Приехал Дмитриев. М. А. заставил и его дать телеграмму Асафьеву. Потом Дмитриев попросил разрешения позвонить от нас в Ленинград. Вызвал какого-то Василия Ивановича. М. А. говорит ему:
– Бог с вами, Владимир Владимирович! Разве мыслимо!.. Василий Иванович!.. Да ведь за версту ясно, что конспирация. Бросьте! Я не разрешаю по моему номеру такие штучки…
26 декабря.
Звонок из Ленинграда, но говорит не Асафьев, а жена его. Повторяет только одно:
– Ваши письма расстроили Бориса Владимировича!
М. А. сердился, говорил потом – конечно, ни одно доброе дело не остается без наказания. Поделом мне.
Вечером у нас Дмитриев, Вильямсы, Борис и Николай Эрдманы. М. А. читал им главы из романа: «Никогда не разговаривайте с неизвестным», «Золотое копье» и «Цирк».
Николай Эрдман остался ночевать.
28 декабря.
У М. А. грипп.
30 декабря.
Сережку устроили в дом отдыха.
31 декабря.
Кончается 1937-й год. Горький вкус у меня от него.
У М. А. температура упала. Едем к Оле встречать Новый год.
1938
1 января.
У Оли: Кторовы (он пел, аккомпанируя себе на гитаре), Елина, Белокуров, Виленкин, мой Женюша.
Сегодня вечером были у Вильямсов. Был и Коля Эрдман. Просили М. А. принести роман – почитать. М. А. читал «Дело было в Грибоедове».
7 января.
Все дни М. А. проболел. Вчера у нас был доктор Брандер с женой.
Стреляли из Сережкиного ружья, надевали маски, развеселились чего-то.
8 января.
Сегодня – постановление Комитета о ликвидации театра Мейерхольда.

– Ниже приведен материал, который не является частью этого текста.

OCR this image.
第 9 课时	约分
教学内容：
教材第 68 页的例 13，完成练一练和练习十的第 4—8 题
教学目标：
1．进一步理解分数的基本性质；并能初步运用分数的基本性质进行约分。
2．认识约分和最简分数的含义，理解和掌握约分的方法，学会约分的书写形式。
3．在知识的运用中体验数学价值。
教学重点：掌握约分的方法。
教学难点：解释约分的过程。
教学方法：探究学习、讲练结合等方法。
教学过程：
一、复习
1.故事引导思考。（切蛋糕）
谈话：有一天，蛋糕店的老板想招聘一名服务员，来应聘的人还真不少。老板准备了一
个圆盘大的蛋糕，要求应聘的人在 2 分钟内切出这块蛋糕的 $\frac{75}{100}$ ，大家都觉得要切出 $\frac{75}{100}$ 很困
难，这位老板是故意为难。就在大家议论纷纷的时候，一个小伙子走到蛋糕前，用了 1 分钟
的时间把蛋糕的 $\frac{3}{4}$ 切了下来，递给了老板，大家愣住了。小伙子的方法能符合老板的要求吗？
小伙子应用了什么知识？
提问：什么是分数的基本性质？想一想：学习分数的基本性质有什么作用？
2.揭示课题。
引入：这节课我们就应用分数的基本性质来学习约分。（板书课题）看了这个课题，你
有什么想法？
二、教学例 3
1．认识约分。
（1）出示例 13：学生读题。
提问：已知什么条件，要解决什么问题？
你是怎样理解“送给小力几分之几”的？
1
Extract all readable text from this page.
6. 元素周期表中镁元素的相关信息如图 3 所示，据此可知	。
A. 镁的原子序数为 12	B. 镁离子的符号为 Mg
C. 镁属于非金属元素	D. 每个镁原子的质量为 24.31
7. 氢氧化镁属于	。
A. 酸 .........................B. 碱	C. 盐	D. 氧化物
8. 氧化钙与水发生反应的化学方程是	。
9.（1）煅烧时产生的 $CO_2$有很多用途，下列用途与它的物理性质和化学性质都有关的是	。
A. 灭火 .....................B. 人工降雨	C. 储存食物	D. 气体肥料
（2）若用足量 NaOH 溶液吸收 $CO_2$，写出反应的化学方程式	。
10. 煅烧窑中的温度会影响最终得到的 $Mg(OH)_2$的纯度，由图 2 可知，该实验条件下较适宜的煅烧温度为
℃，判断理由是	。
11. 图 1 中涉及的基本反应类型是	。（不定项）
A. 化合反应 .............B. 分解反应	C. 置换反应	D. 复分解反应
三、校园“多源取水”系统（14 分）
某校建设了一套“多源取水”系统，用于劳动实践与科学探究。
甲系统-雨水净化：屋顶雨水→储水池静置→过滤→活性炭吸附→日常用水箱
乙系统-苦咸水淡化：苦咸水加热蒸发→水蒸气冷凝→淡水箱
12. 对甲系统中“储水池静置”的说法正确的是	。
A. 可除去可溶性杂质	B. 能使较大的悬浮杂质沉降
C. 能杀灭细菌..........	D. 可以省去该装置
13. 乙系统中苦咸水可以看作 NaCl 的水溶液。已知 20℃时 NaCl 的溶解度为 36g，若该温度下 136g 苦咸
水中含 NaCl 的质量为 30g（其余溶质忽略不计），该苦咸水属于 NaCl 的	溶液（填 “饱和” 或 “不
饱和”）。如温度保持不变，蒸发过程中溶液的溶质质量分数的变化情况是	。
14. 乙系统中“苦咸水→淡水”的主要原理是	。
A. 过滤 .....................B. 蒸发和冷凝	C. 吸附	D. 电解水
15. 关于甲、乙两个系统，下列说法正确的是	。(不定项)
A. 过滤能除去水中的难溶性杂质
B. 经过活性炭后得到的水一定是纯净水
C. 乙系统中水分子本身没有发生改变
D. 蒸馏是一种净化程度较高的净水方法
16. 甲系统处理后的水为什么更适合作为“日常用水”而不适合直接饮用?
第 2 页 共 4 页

Вчера засиделись с Ермолинским в разговорах до пяти часов утра. Безобразие.
9 января.
Вчера были Калужские и Мелики. Разговоры о «Минине». Мелик сыграл первую картину.
12 января.
Шумяцкого сняли – из кино.
13 января.
Ходили во Всероскомдрам. Как всегда, отвратительное впечатление.
14 января.
М. А. с Ермолинским ходили на лыжах.
16 января.
Вчера наконец появился Асафьев. Пришел. Длинный разговор. Он – человек дерганный. Трудный. Но умен, остер и зол.
Сыграл сцену из «Минина» – Кострому.
Играет настолько хорошо, что даже и музыка понравилась.
17 января.
Вчера днем – ССП, надо было внести взносы.
Потом – Литфонд – получали бумажку на дополнительную площадь. Словом – всякая житейская чепуха.
Потом были в Агентстве литературном у Уманского – из Польши запрашивают «Мольера» для постановки.
Ясно, что разрешения на это не дадут. Как М. А. сказал – даже по спине Уманского видно, что не дадут.
Получили там же извещение о поступлении денег по «Мертвым душам».
Вечером М. А. был в Большом. Разговор с Меликом, Самосудом и Асафьевым о «Минине», о том, какие переделки делать и как.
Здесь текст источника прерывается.